Perfect. I’ll be out of the guard and the nurse’s line of sight.
“Thanks,” I say, flashing her a genuine smile.
I push away from the counter. My guard is now looking at me suspiciously. I brush past him. When he begins to follow me, the nurse clears her throat. “Sir, sir—yes you,” I hear from behind me.
I don’t wait to listen to the rest. I move down the corridor and turn left, just so that it looks like I’m going to the bathroom. At the end of this hall is a stairwell, and right before it, a storage closet hangs slightly open. I stop by it and peek in. Medical supplies and a spare pair of scrubs rest on the shelves. I grab the scrubs and change into them quickly, just in case whoever left the door open is about to come back.
As I unfold the soft material, a keycard slips out. I pick it up and glance at the face of the male nurse whom these scrubs belong to. On it is a barcode, probably to allow him access into restricted areas.

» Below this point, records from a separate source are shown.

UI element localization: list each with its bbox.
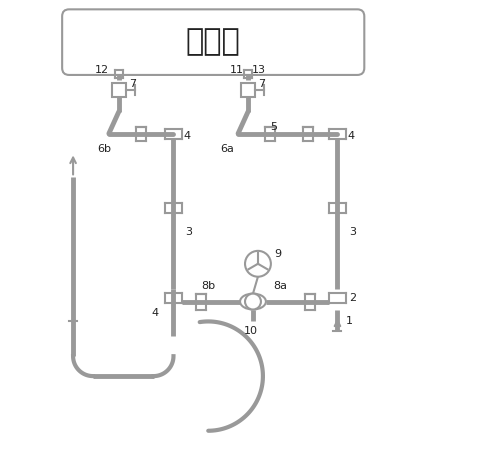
Text: 4: 4 [152,308,158,319]
Text: 2: 2 [350,292,356,303]
Text: 7: 7 [128,79,136,89]
Text: 4: 4 [184,131,190,141]
Text: 12: 12 [95,65,109,75]
Polygon shape [112,83,126,97]
Text: 8a: 8a [273,281,287,291]
Text: 9: 9 [274,249,281,259]
Circle shape [245,251,271,276]
Polygon shape [241,83,255,97]
Text: 3: 3 [350,228,356,238]
Text: 13: 13 [252,65,266,75]
Text: 8b: 8b [202,281,215,291]
Ellipse shape [240,293,266,309]
Text: 3: 3 [186,228,192,238]
Text: 热水器: 热水器 [186,27,240,57]
Text: 5: 5 [270,122,277,132]
Text: 10: 10 [244,326,258,336]
Text: 11: 11 [230,65,244,75]
Text: 1: 1 [346,316,352,326]
Text: 4: 4 [348,131,354,141]
Text: 6a: 6a [220,144,234,154]
FancyBboxPatch shape [62,9,364,75]
Text: 7: 7 [258,79,265,89]
Text: 6b: 6b [97,144,111,154]
Circle shape [245,293,261,309]
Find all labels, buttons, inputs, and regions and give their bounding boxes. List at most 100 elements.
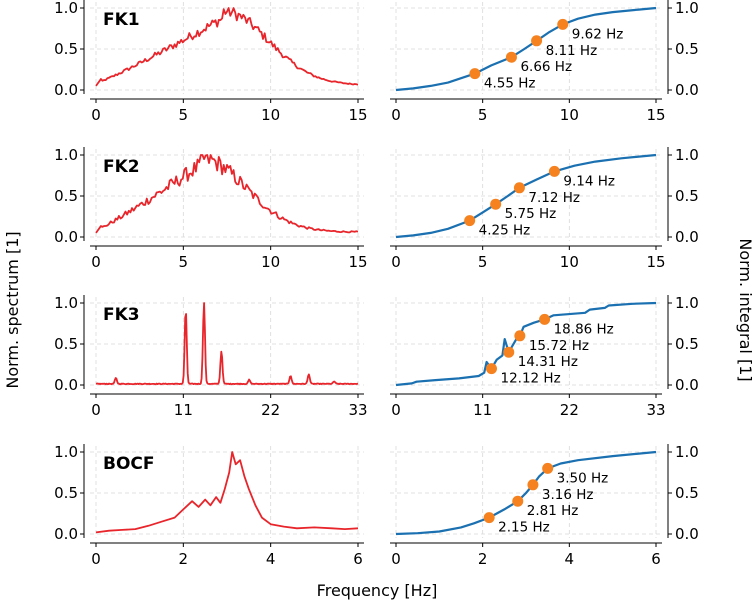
x-tick-label: 33 (646, 401, 665, 419)
percentile-label: 18.86 Hz (554, 321, 614, 337)
x-tick-label: 6 (353, 550, 363, 568)
panel-title: FK2 (103, 157, 140, 177)
y-tick-label: 0.5 (675, 40, 699, 58)
x-tick-label: 5 (179, 253, 189, 271)
y-tick-label: 1.0 (54, 146, 78, 164)
spectrum-line (95, 451, 359, 534)
y-tick-label: 1.0 (675, 294, 699, 312)
percentile-label: 4.25 Hz (479, 223, 531, 239)
panel-title: FK3 (103, 305, 140, 325)
panel-row-bocf: 0 2 4 6 0.0 0.5 1.0 BOCF 0 2 4 6 0.0 0.5 1.0 2.15 Hz2.8… (54, 443, 699, 568)
integral-line (395, 6, 657, 92)
y-tick-label: 0.5 (54, 484, 78, 502)
percentile-label: 5.75 Hz (505, 206, 557, 222)
x-tick-label: 5 (478, 106, 488, 124)
y-tick-label: 1.0 (54, 443, 78, 461)
x-tick-label: 4 (565, 550, 575, 568)
percentile-marker (469, 68, 481, 80)
left-y-axis-label: Norm. spectrum [1] (3, 231, 22, 388)
x-tick-label: 0 (391, 253, 401, 271)
x-tick-label: 5 (478, 253, 488, 271)
panel-row-fk2: 0 5 10 15 0.0 0.5 1.0 FK2 0 5 10 15 0.0 0.5 1.0 4.25 Hz… (54, 146, 699, 271)
y-tick-label: 1.0 (675, 146, 699, 164)
spectrum-axes-bocf: 0 2 4 6 0.0 0.5 1.0 BOCF (54, 443, 364, 568)
percentile-marker (490, 198, 502, 210)
y-tick-label: 0.5 (54, 335, 78, 353)
y-tick-label: 1.0 (675, 0, 699, 17)
x-tick-label: 15 (348, 106, 367, 124)
x-tick-label: 22 (261, 401, 280, 419)
percentile-label: 6.66 Hz (520, 59, 572, 75)
x-tick-label: 0 (391, 401, 401, 419)
y-tick-label: 0.0 (54, 376, 78, 394)
percentile-label: 9.62 Hz (572, 26, 624, 42)
percentile-label: 9.14 Hz (563, 173, 615, 189)
percentile-marker (527, 479, 539, 491)
percentile-label: 2.81 Hz (527, 503, 579, 519)
x-tick-label: 4 (266, 550, 276, 568)
percentile-label: 12.12 Hz (500, 371, 560, 387)
integral-axes-bocf: 0 2 4 6 0.0 0.5 1.0 2.15 Hz2.81 Hz3.16 Hz3.50 H… (390, 443, 699, 568)
x-axis-label: Frequency [Hz] (317, 581, 438, 600)
x-tick-label: 0 (91, 106, 101, 124)
y-tick-label: 0.0 (675, 376, 699, 394)
panel-row-fk3: 0 11 22 33 0.0 0.5 1.0 FK3 0 11 22 33 0.0 0.5 1.0 12.12… (54, 294, 699, 419)
y-tick-label: 0.0 (54, 81, 78, 99)
x-tick-label: 5 (179, 106, 189, 124)
x-tick-label: 0 (91, 550, 101, 568)
panel-title: FK1 (103, 10, 140, 30)
spectrum-line (95, 7, 359, 87)
percentile-marker (548, 165, 560, 177)
percentile-marker (483, 512, 495, 524)
percentile-label: 15.72 Hz (529, 338, 589, 354)
integral-line (395, 153, 657, 239)
y-tick-label: 0.0 (54, 228, 78, 246)
y-tick-label: 0.0 (675, 228, 699, 246)
percentile-label: 3.50 Hz (557, 470, 609, 486)
x-tick-label: 10 (261, 106, 280, 124)
percentile-marker (557, 18, 569, 30)
percentile-label: 2.15 Hz (498, 520, 550, 536)
x-tick-label: 10 (560, 253, 579, 271)
x-tick-label: 15 (646, 253, 665, 271)
y-tick-label: 1.0 (54, 0, 78, 17)
y-tick-label: 0.5 (54, 40, 78, 58)
percentile-marker (539, 313, 551, 325)
right-y-axis-label: Norm. integral [1] (736, 238, 754, 381)
panel-row-fk1: 0 5 10 15 0.0 0.5 1.0 FK1 0 5 10 15 0.0 0.5 1.0 4.55 Hz… (54, 0, 699, 124)
x-tick-label: 22 (560, 401, 579, 419)
percentile-marker (514, 330, 526, 342)
percentile-label: 14.31 Hz (518, 354, 578, 370)
percentile-marker (531, 35, 543, 47)
spectrum-axes-fk2: 0 5 10 15 0.0 0.5 1.0 FK2 (54, 146, 367, 271)
y-tick-label: 0.0 (675, 81, 699, 99)
spectrum-axes-fk1: 0 5 10 15 0.0 0.5 1.0 FK1 (54, 0, 368, 124)
x-tick-label: 15 (348, 253, 367, 271)
percentile-label: 4.55 Hz (484, 76, 536, 92)
x-tick-label: 0 (391, 550, 401, 568)
percentile-marker (503, 346, 515, 358)
percentile-marker (485, 363, 497, 375)
percentile-marker (505, 51, 517, 63)
spectrum-line (95, 302, 359, 386)
y-tick-label: 1.0 (54, 294, 78, 312)
y-tick-label: 0.5 (675, 187, 699, 205)
percentile-label: 8.11 Hz (546, 43, 598, 59)
x-tick-label: 0 (91, 401, 101, 419)
y-tick-label: 0.5 (675, 484, 699, 502)
x-tick-label: 6 (651, 550, 661, 568)
x-tick-label: 10 (261, 253, 280, 271)
percentile-label: 7.12 Hz (528, 190, 580, 206)
spectrum-axes-fk3: 0 11 22 33 0.0 0.5 1.0 FK3 (54, 294, 367, 419)
y-tick-label: 0.5 (54, 187, 78, 205)
x-tick-label: 2 (179, 550, 189, 568)
y-tick-label: 0.0 (54, 525, 78, 543)
integral-line (395, 450, 657, 536)
panel-title: BOCF (103, 454, 155, 474)
percentile-marker (513, 182, 525, 194)
percentile-marker (464, 215, 476, 227)
y-tick-label: 0.0 (675, 525, 699, 543)
x-tick-label: 15 (646, 106, 665, 124)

The whole thing could not have gone better had I planned it.
I finish changing and palm the keycard. Slipping out of the closet, I enter the stairwell and take it down. It takes me ten minutes to locate where the research labs are, and I’m sure I only have minutes before the guard sounds the alarm that I’m missing.
I enter the lowest basement of the hospital. My first glimpses of this subterranean floor aren’t promising. Paint peels from the walls and the exposed metal pipes I see. It smells like mildew and rot down here—not exactly the ideal atmosphere for cutting edge medical research.
Despite my misgivings, I begin to scrutinize the hall. The floor is abandoned.
A shiver races down my back. An epidemic preceded the king’s war, culling the Eastern Hemisphere’s population to little over a third of what it once was. I’d never noticed what exactly that looked like until this moment, when I stood in one of their understaffed hospitals.